I was recently faced with this question of how to ease out log analysis for our production system. We run a cluster of sorts with applications running on 4 tomcat fronts. The site in question has requests/day going into millions. So, it is not a surprise the there is a flooding of logs. It gets really tough to monitor logs to see what’s for example the highest occurring WARN messages if you end up logging 400 MB of log statements per hour. So I came up with script that might help you as well if you are looking for some quick filtering of logs.
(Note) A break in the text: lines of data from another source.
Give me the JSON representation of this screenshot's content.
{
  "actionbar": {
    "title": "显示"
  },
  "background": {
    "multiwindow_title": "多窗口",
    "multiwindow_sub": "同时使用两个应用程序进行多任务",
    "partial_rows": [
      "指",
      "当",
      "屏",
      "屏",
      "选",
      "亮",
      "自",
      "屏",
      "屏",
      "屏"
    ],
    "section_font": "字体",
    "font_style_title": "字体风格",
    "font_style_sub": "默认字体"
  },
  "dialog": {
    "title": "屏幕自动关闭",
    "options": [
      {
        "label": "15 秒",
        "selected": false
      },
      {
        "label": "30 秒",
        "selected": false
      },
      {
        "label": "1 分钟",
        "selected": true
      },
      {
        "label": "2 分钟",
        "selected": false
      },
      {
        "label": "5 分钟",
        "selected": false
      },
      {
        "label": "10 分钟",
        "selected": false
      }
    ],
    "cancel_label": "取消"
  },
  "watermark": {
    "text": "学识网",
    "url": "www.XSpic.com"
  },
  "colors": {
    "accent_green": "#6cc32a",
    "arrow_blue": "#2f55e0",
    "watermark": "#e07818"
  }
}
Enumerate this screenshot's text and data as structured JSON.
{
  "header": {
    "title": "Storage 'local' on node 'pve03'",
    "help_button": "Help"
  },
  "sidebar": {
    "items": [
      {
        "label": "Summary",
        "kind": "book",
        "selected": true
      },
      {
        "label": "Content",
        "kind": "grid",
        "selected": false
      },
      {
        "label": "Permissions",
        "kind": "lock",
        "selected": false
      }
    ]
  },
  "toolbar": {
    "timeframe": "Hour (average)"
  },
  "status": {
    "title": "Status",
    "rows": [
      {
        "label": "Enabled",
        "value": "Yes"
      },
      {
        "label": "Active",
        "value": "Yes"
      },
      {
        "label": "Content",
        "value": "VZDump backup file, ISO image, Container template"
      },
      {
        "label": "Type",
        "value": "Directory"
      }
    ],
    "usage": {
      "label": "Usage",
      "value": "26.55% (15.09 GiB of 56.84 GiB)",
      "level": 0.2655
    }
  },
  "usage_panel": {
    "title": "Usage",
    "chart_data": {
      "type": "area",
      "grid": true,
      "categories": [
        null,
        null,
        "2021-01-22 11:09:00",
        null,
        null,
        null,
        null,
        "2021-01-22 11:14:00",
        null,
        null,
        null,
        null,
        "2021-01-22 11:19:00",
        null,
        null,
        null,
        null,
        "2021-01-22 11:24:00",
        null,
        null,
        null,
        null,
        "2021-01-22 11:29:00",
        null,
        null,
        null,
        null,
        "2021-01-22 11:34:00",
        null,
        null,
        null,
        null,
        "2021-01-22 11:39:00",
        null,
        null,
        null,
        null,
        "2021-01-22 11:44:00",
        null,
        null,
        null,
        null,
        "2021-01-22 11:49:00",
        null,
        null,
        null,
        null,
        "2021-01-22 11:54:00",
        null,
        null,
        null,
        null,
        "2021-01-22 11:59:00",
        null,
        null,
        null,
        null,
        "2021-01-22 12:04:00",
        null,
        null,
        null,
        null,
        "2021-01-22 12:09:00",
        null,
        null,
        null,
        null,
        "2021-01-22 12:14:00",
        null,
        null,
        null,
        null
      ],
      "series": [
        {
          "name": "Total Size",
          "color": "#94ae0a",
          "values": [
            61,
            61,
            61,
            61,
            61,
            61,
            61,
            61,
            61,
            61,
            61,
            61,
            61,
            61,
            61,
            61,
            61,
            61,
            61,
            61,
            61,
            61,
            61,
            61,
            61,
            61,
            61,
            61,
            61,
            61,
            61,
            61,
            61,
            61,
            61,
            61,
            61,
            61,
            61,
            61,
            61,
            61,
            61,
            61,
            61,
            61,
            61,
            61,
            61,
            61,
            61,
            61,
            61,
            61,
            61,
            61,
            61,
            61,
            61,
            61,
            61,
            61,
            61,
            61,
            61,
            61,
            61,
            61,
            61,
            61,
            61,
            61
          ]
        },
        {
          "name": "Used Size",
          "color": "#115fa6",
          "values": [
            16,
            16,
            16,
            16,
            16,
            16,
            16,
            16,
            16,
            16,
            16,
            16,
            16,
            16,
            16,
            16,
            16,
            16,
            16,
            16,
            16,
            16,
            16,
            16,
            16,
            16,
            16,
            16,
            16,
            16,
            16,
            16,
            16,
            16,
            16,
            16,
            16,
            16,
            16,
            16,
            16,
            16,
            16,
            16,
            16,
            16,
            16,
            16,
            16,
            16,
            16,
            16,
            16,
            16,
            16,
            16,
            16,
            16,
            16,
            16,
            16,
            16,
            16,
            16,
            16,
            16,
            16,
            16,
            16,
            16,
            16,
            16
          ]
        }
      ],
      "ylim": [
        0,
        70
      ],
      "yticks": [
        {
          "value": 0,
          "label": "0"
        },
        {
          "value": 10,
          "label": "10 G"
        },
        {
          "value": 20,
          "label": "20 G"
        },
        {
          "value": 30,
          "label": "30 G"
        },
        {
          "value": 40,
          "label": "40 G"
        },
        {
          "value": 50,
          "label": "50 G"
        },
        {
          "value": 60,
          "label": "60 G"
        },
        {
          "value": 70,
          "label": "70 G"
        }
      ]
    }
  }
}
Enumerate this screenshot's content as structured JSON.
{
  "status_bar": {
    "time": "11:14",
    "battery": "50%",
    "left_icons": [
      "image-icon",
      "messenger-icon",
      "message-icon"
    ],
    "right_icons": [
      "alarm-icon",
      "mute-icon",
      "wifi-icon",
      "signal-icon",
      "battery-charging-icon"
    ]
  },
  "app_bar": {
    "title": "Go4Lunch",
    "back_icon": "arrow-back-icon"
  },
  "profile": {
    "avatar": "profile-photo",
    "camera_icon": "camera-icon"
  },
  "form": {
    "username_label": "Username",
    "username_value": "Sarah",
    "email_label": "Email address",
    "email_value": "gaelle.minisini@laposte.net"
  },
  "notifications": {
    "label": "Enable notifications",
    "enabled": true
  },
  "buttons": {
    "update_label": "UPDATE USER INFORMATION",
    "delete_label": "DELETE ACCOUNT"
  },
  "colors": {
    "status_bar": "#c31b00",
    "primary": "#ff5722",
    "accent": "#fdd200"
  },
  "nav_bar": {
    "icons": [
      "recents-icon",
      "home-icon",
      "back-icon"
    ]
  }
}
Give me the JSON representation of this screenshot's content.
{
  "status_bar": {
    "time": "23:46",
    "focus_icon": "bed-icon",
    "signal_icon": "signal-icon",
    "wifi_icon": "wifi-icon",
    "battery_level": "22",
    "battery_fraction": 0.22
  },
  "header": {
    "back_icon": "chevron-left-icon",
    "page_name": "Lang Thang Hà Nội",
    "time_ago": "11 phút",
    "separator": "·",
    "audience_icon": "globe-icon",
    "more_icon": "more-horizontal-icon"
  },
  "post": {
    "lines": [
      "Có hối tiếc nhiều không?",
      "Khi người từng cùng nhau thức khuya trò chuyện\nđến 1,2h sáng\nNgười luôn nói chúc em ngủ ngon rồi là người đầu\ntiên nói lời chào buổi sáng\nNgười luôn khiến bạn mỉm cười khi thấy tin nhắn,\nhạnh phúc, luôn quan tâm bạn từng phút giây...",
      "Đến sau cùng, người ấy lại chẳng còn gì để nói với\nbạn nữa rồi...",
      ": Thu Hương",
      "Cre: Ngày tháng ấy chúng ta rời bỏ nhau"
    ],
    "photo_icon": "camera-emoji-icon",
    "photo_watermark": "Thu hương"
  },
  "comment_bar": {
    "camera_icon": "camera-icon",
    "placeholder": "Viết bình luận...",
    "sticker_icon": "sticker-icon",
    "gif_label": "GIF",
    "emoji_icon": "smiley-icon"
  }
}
We have the following log format
{DATE} {TIMESTAMP} {LOG_LEVEL} {MESSAGE} | {LOGGING COMPONENT} {TOMCAT-HTTP-PROCESSOR}
here’s the script:
use Getopt::Long;
GetOptions("file=s","level=s");
$w = "(.+?)";
if($opt_file){
$DISTILLED_LOGFILE = "distilled-".$opt_level."-".$opt_file;
open(INPUTFILE, "$opt_file") or die("Could not open log file.");
open OUTPUTFILE, ">", $DISTILLED_LOGFILE, or die("Could not create filtered log file.");
foreach $line () {
$line =~ m/^$w $w $w $w \| $w \[$w\]/;
$date = $1;
$timeStamp = $2;
$logLevel = $3;
$message = $4;
$classLocation = $5;
$httpProcessor = $6;
if($logLevel eq $opt_level) {
print OUTPUTFILE "$logLevel\t$message\t$classLocation\n";
}
}
close(INPUTFILE);
close(OUTPUTFILE);
}else {
print STDOUT "You didn't select a file!\n";
};
This is how to use it
filter_logfile.pl -file someTomcatlogFile -level logLevel
What it does is pretty simple. matches each line for a regex pattern, checks if the line is the same log level as provided by you on command line; if yes. it copies the Log Level; Message and the component logging the message to a new file named
distilled-LOGLEVEL-[YOUR-INPUT-LOG-FILE-NAME].
Happy Log filtering!